Career judge Marques would replace Celso de Mello, who will retire this month as he nears the court’s age limit of 75 years. De Mello is widely regarded as a nonpartisan scholar and has sat on Brazil’s 11-member top court since 1989.

Marques became a federal judge 10 years ago. Prior to that he worked as a lawyer for 15 years. An expert in tax codes, he has a master’s degree in constitutional law from the University of Lisbon and a doctorate in law from the University of Salamanca, in Spain, according to Brazil’s association of federal judges.

“It looks like an armistice with the Supreme Court and Congress after many rifts; those difficulties were becoming a minefield for the president’s future,” Carlos Melo, a political science professor at Insper University in Sao Paulo, said by phone. “It is hard to believe that the evangelical base will drift away because of the pick, but it is a sign that Brazil’s checks and balances are now on Bolsonaro’s mind.”

Brazil’s national bar association, a frequent legal critic of Bolsonaro’s, said Marques fulfills all constitutional obligations for the position and praised his legal experience.

Bolsonaro said in July 2019 that his first appointment to the Supreme Court would be “awfully evangelical.” Several members of Bolsonaro’s cabinet are evangelical.

Pastor Silas Malafaia, one of Bolsonaro’s staunchest evangelical advocates, called his choice “absurd” and “shameful.” In a video he posted to his social media channels, he accused the president of trying to please moderate lawmakers with a Supreme Court justice who has adopted “socialist positions” during his career, without specifying which.

“We don’t need an evangelical, but someone who is awfully right-wing,” Malafaia said. “This is a total disappointment.”

Malafaia added that Bolsonaro should follow the example of U.S. President Donald Trump, who recently nominated federal appeals judge Amy Coney Barrett to become the next U.S. Supreme Court justice.

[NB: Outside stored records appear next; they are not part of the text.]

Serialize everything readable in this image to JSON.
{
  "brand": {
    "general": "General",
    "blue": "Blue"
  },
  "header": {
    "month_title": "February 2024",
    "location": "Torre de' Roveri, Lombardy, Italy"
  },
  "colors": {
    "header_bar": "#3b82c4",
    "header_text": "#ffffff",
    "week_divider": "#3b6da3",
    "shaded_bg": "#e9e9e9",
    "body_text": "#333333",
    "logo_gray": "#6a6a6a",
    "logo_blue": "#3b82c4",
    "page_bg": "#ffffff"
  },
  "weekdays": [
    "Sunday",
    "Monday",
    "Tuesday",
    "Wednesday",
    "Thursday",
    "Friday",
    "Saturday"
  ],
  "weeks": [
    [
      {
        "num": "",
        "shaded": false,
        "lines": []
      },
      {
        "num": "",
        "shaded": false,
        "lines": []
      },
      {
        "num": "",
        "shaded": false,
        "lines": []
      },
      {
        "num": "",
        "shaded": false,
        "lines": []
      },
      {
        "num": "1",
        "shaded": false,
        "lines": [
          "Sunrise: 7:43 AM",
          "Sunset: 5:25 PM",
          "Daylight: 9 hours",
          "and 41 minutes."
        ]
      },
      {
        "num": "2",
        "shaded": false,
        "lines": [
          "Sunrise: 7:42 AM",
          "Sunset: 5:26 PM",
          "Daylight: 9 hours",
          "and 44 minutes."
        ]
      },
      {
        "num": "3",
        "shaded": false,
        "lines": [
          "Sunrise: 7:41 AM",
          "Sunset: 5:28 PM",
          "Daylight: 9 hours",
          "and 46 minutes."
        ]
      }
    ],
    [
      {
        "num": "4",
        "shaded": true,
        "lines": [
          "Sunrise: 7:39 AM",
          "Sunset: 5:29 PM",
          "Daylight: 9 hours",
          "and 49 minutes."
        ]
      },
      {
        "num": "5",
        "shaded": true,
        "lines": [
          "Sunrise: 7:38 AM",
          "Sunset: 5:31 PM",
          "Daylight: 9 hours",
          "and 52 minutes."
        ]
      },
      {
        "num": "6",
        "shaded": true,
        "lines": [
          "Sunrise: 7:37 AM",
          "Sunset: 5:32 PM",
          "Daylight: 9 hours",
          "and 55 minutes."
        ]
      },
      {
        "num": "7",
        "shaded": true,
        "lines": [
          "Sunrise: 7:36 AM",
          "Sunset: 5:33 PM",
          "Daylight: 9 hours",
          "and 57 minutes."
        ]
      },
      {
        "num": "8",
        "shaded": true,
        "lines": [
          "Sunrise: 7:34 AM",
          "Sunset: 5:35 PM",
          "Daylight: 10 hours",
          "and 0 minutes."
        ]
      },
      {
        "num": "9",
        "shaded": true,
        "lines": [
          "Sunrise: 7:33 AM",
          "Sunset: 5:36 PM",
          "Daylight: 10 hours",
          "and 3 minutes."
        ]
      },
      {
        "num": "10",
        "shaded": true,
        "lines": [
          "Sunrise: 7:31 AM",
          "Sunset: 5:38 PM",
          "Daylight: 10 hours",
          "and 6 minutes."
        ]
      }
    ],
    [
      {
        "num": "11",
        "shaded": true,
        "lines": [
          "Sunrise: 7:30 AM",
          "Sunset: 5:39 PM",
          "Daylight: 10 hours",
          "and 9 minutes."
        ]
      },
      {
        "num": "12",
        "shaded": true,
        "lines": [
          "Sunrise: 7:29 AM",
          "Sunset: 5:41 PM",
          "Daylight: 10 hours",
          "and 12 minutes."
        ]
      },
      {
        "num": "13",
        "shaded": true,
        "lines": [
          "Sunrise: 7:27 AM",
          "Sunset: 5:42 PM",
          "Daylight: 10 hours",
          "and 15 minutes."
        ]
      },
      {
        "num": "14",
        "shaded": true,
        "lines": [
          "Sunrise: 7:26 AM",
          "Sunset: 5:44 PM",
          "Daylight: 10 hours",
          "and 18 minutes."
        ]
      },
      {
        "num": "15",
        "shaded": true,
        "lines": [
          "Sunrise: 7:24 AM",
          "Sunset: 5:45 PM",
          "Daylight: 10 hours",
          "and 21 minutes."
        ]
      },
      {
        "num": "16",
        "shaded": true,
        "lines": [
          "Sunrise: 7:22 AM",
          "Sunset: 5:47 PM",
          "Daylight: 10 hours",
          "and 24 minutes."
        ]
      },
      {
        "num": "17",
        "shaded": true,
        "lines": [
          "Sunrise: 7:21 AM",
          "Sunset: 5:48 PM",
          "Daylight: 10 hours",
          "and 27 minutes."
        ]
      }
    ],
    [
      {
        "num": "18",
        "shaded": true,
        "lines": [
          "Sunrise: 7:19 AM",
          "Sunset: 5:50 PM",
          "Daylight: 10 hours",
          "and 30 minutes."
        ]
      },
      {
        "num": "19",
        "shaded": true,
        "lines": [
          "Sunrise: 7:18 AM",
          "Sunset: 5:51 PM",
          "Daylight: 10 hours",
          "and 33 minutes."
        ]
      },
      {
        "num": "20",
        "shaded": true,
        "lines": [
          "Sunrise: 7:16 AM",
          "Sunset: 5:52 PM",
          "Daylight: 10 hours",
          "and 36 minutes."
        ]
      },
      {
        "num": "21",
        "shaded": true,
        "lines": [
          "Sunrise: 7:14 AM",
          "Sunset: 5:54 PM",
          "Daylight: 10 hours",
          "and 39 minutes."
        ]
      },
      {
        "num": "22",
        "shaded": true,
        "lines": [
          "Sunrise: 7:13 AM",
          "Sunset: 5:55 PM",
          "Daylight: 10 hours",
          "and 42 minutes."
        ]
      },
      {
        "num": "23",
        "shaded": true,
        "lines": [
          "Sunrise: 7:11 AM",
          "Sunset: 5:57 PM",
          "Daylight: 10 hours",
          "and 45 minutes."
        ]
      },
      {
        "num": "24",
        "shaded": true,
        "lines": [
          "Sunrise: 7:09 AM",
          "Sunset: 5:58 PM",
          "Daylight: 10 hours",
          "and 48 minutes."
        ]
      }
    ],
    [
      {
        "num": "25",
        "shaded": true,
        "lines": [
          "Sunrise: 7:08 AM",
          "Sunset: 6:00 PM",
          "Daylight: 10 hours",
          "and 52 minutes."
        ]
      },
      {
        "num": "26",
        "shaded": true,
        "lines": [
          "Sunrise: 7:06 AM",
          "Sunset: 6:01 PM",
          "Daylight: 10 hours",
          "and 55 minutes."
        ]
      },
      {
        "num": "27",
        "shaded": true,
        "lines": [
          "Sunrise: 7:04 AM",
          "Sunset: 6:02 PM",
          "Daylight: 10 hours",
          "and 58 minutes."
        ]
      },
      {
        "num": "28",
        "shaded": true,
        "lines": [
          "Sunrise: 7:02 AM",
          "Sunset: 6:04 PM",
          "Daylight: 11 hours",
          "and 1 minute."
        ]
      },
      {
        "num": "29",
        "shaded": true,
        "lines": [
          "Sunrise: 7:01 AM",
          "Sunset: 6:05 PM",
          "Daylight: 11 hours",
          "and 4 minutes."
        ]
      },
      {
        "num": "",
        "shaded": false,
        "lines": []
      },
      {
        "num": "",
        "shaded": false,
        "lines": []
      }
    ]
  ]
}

The nomination of Barrett, a Catholic conservative who has openly championed anti-abortion positions, pleased the Christian conservatives in Trump’s base.

On Friday, several of Bolsonaro’s allied lawmakers took to social media in an attempt to shore up support.

Brazilian lawmaker and evangelical pastor Marcos Feliciano indicated he doesn’t approve of Bolsonaro’s nominee, but wouldn’t break ranks.

“Once a decision is made, it is my job as an ally to hope everything will work out,” Feliciano said on Twitter. “The Bible says: Every kingdom divided against itself will be ruined.”

Marques’ confirmation hearings are expected to take place in Brazil’s Senate in December due to mayoral elections scheduled for November.

Since Marques’ name appeared among the possible nominations on Monday, many Bolsonaro backers had voiced their opposition.